Cela s'est terminé contre Benfica, avec la Juventus vaincue pour faire les sifflets de la courbe, cette fois celle du stade U-Power à Monza, aussi bondée de fans de la Juventus qui avaient contesté même avant le coup de sifflet, qui est apparu par Danilo. Cochez cette équipe de Massimiliano Allegri, dans les tribunes parce que disqualifié, comme Cuadrado et Milik, prendra certainement le stade à la seconde moitié contre Bologne.
Il appartiendra au technicien et aux joueurs, parmi lesquels en plus des disqualifiés, Locatelli, Rabiote et Alex Sandro devraient revenir, essayant de les désactiver, battant le Rossoblù et commence à monter un classement qui commence à s'inquiéter. Pour s'inquiéter, cependant, encore plus que le classement et la défaite, sont la performance et l'attitude du Bianconeri: de Marie en premier lieu, qui a fait la différence sur le contraire se faisant chasser avec une naïveté incroyable de naïveté incroyable.

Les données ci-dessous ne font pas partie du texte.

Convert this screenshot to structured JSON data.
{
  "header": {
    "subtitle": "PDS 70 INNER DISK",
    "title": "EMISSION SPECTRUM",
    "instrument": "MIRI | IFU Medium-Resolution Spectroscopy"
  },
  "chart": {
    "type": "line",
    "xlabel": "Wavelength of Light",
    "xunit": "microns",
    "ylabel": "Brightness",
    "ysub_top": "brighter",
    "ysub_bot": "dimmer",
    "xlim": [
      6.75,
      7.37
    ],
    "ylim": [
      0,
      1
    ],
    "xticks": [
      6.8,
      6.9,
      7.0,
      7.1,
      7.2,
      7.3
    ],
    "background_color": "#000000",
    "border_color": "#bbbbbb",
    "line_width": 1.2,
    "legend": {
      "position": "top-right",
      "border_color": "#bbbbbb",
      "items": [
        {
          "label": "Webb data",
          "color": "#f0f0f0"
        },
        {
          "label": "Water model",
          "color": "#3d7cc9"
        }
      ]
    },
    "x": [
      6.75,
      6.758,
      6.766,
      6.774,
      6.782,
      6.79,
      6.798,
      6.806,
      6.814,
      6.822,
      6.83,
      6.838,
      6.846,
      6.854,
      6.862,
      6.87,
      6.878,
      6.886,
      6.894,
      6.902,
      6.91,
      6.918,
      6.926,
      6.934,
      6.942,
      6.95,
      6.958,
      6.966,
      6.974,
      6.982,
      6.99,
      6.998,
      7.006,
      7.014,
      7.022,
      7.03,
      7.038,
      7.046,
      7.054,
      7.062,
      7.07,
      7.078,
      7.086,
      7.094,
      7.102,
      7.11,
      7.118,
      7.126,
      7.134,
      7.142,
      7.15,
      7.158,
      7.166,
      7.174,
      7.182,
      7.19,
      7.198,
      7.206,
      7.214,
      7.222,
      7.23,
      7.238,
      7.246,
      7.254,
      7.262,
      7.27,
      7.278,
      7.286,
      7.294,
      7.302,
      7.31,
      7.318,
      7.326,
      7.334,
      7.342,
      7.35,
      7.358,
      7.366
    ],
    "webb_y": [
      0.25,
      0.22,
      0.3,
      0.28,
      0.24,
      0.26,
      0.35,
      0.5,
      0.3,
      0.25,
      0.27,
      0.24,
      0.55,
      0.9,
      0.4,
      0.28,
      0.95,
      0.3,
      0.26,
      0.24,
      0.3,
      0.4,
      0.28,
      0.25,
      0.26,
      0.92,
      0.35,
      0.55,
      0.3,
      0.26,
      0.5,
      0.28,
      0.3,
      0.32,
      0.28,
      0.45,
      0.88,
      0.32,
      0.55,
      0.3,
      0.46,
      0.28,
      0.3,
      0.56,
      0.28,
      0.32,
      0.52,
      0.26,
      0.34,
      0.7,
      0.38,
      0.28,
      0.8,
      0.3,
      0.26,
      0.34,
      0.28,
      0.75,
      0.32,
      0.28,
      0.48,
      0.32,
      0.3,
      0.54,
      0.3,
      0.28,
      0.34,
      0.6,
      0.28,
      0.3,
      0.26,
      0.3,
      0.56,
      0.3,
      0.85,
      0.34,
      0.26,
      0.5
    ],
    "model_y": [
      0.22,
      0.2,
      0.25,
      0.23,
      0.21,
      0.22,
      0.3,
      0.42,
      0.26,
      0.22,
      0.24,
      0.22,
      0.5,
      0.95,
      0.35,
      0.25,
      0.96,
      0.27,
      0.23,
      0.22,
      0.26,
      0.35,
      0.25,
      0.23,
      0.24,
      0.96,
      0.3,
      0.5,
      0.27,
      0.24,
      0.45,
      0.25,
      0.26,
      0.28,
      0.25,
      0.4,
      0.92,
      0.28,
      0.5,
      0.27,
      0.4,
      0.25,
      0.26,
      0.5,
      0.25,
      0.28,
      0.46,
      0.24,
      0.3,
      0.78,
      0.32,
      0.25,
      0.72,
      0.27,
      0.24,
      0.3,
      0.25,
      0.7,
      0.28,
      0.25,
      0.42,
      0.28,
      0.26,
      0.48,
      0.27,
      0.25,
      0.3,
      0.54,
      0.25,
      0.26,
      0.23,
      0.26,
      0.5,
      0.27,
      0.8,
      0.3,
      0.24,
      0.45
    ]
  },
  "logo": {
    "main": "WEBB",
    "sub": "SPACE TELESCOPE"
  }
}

Juve douce, peut-être intimidée et découragée (et ne serait pas un bon signe) du différend, la Juventus a commencé à laisser la gêne occasionnée à Monza, qui a reçu la demande de courage du nouveau technicien de Palladino essayant de faire pression. Plus précisément, les TIPS Mota Carvalho et Caprari ont attaqué les centres Gatti et Bremer, le milieu de terrain Pessina pointe des paedes qui ont abaissé pour construire, tandis que les extérieurs Ciurria et Carlos Augustus et les médians Rovella et Senses ont traité les -backs complets et la moitié de Bianconere, c'est de Sciglio et Senses et Danilo et McKennie et Cats.
Un pressant n'est certainement pas obsessionnel, mais ce qui était encore suffisant pour empêcher l'équipe de la Juventus de prendre l'initiative - 42% de possession de la Juventus en première mi-temps - et surtout pour créer des dangers: 6 tirs en noir et blanc, 7 rouges et blancs, seulement un sur le côté dans le miroir.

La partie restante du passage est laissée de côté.